Come reagisce il corpo alla corsa in altura

Con il soggiorno in altura si ottiene un aumento del massimo consumo di ossigeno e della potenza aerobica, grazie all’incremento della concentrazione di emoglobina (proteina specializzata nel trasporto dell’ossigeno nel sangue) e dell’ematocrito (rapporto tra parte corpuscolata e parte liquida del sangue, in altre parole tra globuli rossi e plasma). Queste modificazioni avvengono inizialmente per la riduzione del volume plasmatico e, poi, per l’incremento del numero di globuli rossi (emopoiesi).

La bassa pressione parziale dell’ossigeno sollecita la liberazione da parte del rene dell’ormone eritropoietina, che ha un picco di produzione dopo 2/4 giorni di altitudine e un’entità di incremento che dipende dall’altezza (150-200% dei valori presenti a livello del mare a una altezza di 2.000/3.000m).

Grazie al soggiorno in altura in alcuni atleti è possibile riscontrare un aumento dei globuli rossi di circa 1 milione per ml di sangue, dell’ematocrito del 3-5% e dell’emoglobina di 2/4 grammi per 100 ml di sangue.

La risposta è comunque individuale e ci sono runner (comunque pochi) che non ottengono alcun beneficio dal soggiorno montano. Talvolta, soprattutto alle prime esperienze, l’altura può creare uno stress “ormonale” che vanifica lo stimolo dell’altitudine.

Inoltre, è bene ricordare che in altura non è possibile eseguire lavori di grande qualità a causa della bassa saturazione di ossigeno nel sangue e degli elevati valori di lattato. Inoltre, gli atleti che salgono in quota con adeguate scorte di ferro (ferritina) tornano quasi sempre a livello del mare con un aumento dell’emoglobina e dell’ematocrito; se invece le scorte di ferro non sono adeguate, i miglioramenti possono essere inferiori o nulli. Anche chi inizia l’altura in una situazione di overtraining non avrà vantaggi dal rimanere in montagna.

Gi adattamenti fisici alla corsa in altura

Correre in quota è più faticoso, ma gli adattamenti che il nostro corpo mette in campo in risposta all’altura alla fine aumentano la cilindrata del nostro motore.

Adattamenti cardiorespiratori

A causa della diminuzione della pressione parziale di ossigeno si verifica un aumento della ventilazione per garantire un’adeguata ossigenazione dei tessuti. All’aumentare dell’altezza, diminuisce anche la saturazione dell’ossiemoglobina e, di conseguenza, gli scambi di ossigeno fra il sangue e i tessuti muscolari.
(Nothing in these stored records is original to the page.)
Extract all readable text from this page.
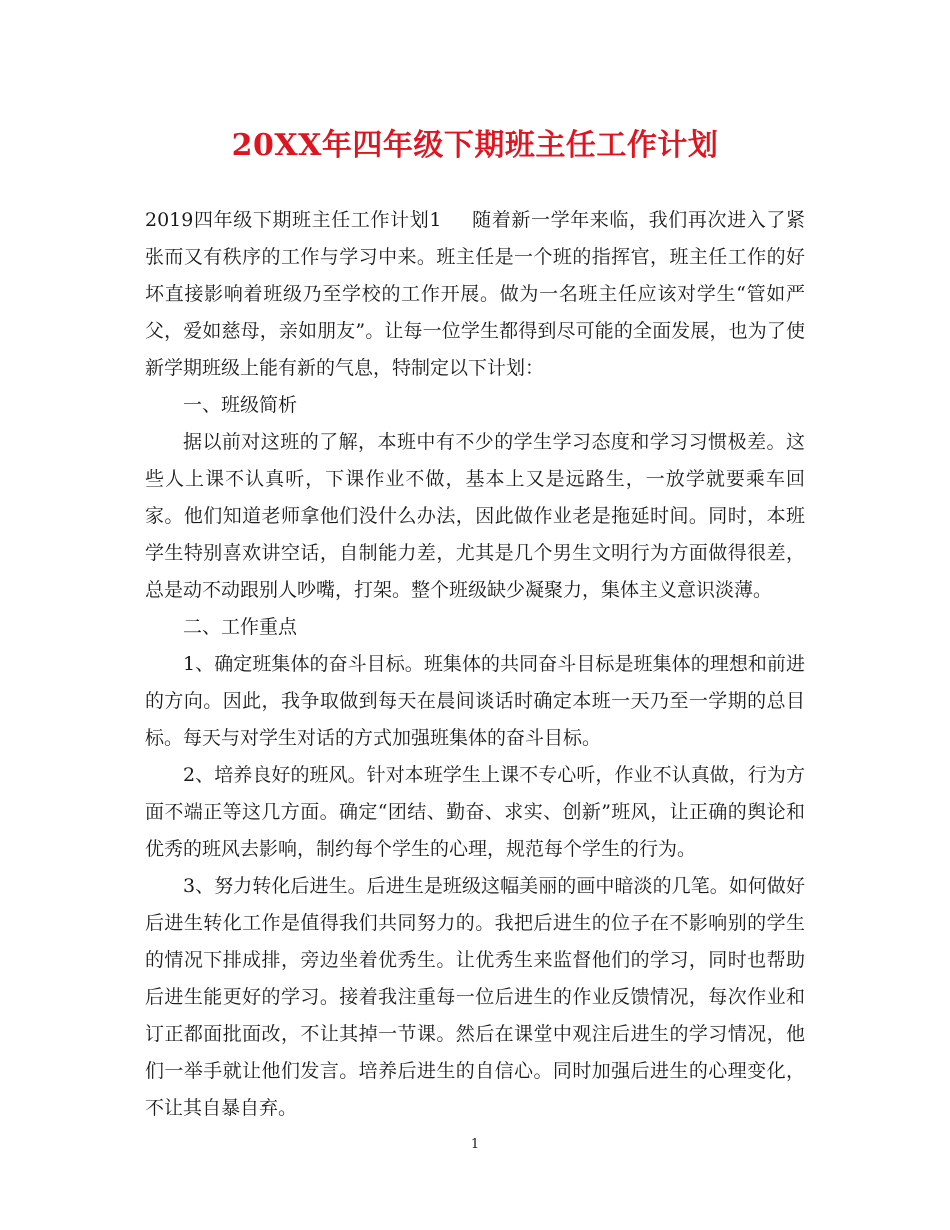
20XX年四年级下期班主任工作计划

2019四年级下期班主任工作计划1 随着新一学年来临，我们再次进入了紧张而又有秩序的工作与学习中来。班主任是一个班的指挥官，班主任工作的好坏直接影响着班级乃至学校的工作开展。做为一名班主任应该对学生“管如严父，爱如慈母，亲如朋友”。让每一位学生都得到尽可能的全面发展，也为了使新学期班级上能有新的气息，特制定以下计划：

一、班级简析

据以前对这班的了解，本班中有不少的学生学习态度和学习习惯极差。这些人上课不认真听，下课作业不做，基本上又是远路生，一放学就要乘车回家。他们知道老师拿他们没什么办法，因此做作业老是拖延时间。同时，本班学生特别喜欢讲空话，自制能力差，尤其是几个男生文明行为方面做得很差，总是动不动跟别人吵嘴，打架。整个班级缺少凝聚力，集体主义意识淡薄。

二、工作重点

1、确定班集体的奋斗目标。班集体的共同奋斗目标是班集体的理想和前进的方向。因此，我争取做到每天在晨间谈话时确定本班一天乃至一学期的总目标。每天与对学生对话的方式加强班集体的奋斗目标。

2、培养良好的班风。针对本班学生上课不专心听，作业不认真做，行为方面不端正等这几方面。确定“团结、勤奋、求实、创新”班风，让正确的舆论和优秀的班风去影响，制约每个学生的心理，规范每个学生的行为。

3、努力转化后进生。后进生是班级这幅美丽的画中暗淡的几笔。如何做好后进生转化工作是值得我们共同努力的。我把后进生的位子在不影响别的学生的情况下排成排，旁边坐着优秀生。让优秀生来监督他们的学习，同时也帮助后进生能更好的学习。接着我注重每一位后进生的作业反馈情况，每次作业和订正都面批面改，不让其掉一节课。然后在课堂中观注后进生的学习情况，他们一举手就让他们发言。培养后进生的自信心。同时加强后进生的心理变化，不让其自暴自弃。

1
Adattamenti cardiovascolari

Il volume plasmatico diminuisce molto rapidamente con l’esposizione all’altura. Questo comporta un aumento dell’ematocrito al fine di aumentare l’ossigenazione dei tessuti. Gradualmente il volume plasmatico si ripristina, mentre aumenta la liberazione di eritropoietina dal rene che stimola la produzione di globuli rossi.

A causa della diminuzione del volume plasmatico e della gettata sistolica, si verifica un incremento della frequenza cardiaca. Dopo alcuni giorni di soggiorno in altura diminuiscono le richieste cardiovascolari per il miglioramento dell’ossigenazione tissutale.

Negli allenamenti in condizioni di massimo impegno si registra però sempre una diminuzione della frequenza e della gettata cardiaca, oltre che un calo nella diffusione dell’ossigeno nei tessuti. Questo fenomeno comporta una diminuzione del massimo consumo di ossigeno e del lavoro aerobico.

Adattamenti metabolici

A causa della diminuzione degli scambi ossidativi, a ogni livello di lavoro si verifica una produzione di lattato maggiore che a livello del mare. Tuttavia ai massimi carichi di lavoro la lattacidemia (concentrazione di acido lattico nel sangue) è più bassa, probabilmente perché l’intensità di lavoro possibile in altura è più bassa. Il massimo consumo di ossigeno (VO2max) diminuisce dell’11% per ogni 1.000 metri di quota sopra i 1.600 m.

Adattamenti muscolari

Si verifica un aumento della densità dei capillari che migliora la circolazione sanguigna nei muscoli. Al di sopra dei 2.500 m calano i livelli di enzimi muscolari e di conseguenza diminuisce la produzione di ATP nei muscoli, sia per via aerobica che anaerobica.